Continuing on, Del Duca alleged that Premier Doug Ford and his Conservative Party “dismantled the infrastructure we need to boost vaccine uptake on a voluntary basis” and his government will “make a different choice” by “partnering with parents, educators, and healthcare professionals to positively promote vaccination as the best available tool to keep kids safe.”

Despite Del Duca’s disapproval of Ford’s COVID approach, the Ford government locked down public schools more than any other jurisdiction in North America, drawing massive criticism from his own conservative base.

Ford also imposed a province-wide mask mandate and vaccine passport system, and even booted one of his own MPPs, Roman Baber, from caucus for voicing opposition to Ford’s harsh lockdown policies and other so-called COVID measures.

As of now, the Immunization of School Pupils Act from 1990 requires inoculations against nine different diseases, including tetanus, polio, measles, mumps and rubella among others.

According to the Ontario Liberal Party website, like the other nine vaccines required to attend school, the exemptions under the Act, which include exemptions due to religious belief, conscience, or for medical reasons, will still apply to the experimental COVID-19 injections.

The push to vaccinate young children comes despite the fact that children face extremely low risk from COVID-19. This combined with the thousands of reports of serious adverse events and deaths following the jabs has led numerous experts to criticize the push to inject children with the experimental shots.

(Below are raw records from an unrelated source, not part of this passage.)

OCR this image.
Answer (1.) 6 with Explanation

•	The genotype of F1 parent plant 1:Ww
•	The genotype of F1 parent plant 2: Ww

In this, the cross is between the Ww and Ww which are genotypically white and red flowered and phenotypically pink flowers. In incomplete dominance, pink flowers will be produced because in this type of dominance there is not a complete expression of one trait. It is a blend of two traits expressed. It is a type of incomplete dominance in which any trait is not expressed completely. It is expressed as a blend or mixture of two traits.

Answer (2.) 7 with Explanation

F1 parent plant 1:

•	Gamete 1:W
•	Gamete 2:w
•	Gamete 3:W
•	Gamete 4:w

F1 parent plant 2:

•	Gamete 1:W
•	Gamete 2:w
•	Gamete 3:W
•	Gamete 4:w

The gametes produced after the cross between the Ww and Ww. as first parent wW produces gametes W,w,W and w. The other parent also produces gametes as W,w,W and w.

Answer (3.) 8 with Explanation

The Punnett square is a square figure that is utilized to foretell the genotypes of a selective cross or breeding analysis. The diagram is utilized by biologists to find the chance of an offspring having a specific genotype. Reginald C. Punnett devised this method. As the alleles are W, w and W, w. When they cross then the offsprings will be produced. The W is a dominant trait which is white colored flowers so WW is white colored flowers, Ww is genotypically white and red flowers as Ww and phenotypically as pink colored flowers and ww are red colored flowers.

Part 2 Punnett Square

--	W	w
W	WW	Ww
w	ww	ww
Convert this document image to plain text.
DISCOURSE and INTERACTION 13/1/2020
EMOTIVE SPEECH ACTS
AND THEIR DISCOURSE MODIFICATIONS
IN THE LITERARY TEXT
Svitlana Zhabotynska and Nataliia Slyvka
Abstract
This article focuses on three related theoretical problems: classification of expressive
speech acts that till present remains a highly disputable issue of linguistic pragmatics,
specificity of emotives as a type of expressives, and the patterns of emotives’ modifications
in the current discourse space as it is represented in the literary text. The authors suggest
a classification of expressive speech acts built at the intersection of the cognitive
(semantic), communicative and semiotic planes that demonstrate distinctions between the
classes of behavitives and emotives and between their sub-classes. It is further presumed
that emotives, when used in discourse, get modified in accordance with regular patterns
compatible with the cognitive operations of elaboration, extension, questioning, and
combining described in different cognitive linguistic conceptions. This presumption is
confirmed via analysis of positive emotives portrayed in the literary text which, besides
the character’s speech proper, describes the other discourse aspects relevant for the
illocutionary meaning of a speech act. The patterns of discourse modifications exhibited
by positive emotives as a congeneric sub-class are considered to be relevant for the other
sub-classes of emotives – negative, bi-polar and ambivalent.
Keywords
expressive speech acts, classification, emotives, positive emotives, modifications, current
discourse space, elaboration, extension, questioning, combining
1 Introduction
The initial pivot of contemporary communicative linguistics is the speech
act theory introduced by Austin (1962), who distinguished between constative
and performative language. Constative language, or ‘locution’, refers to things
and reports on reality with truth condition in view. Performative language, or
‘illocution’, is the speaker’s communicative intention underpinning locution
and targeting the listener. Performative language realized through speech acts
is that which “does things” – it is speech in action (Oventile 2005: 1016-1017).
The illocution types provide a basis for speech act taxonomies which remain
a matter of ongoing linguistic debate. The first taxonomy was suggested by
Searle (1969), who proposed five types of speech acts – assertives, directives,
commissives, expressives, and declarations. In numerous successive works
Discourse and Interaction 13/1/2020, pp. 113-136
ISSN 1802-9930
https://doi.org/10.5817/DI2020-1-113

Last year in America, as the Food and Drug Administration (FDA) and Centers for Disease Control moved to approve the shots for young children, Yale epidemiologist Dr. Harvey Risch recommended that parents pull their children out of school rather than give them the jab.

“Honestly, I would organize with other parents to take them out of the school and create homeschooling environments,” Risch said. “There’s no choice. Your child’s life is on the line.”

While stating that COVID-19 vaccination “is not a high risk that’s going to kill every child,” Risch said the danger posed by the shots is “enough of a risk, that on the average the benefit is higher for homeschooling than it is for vaccination and being in school.”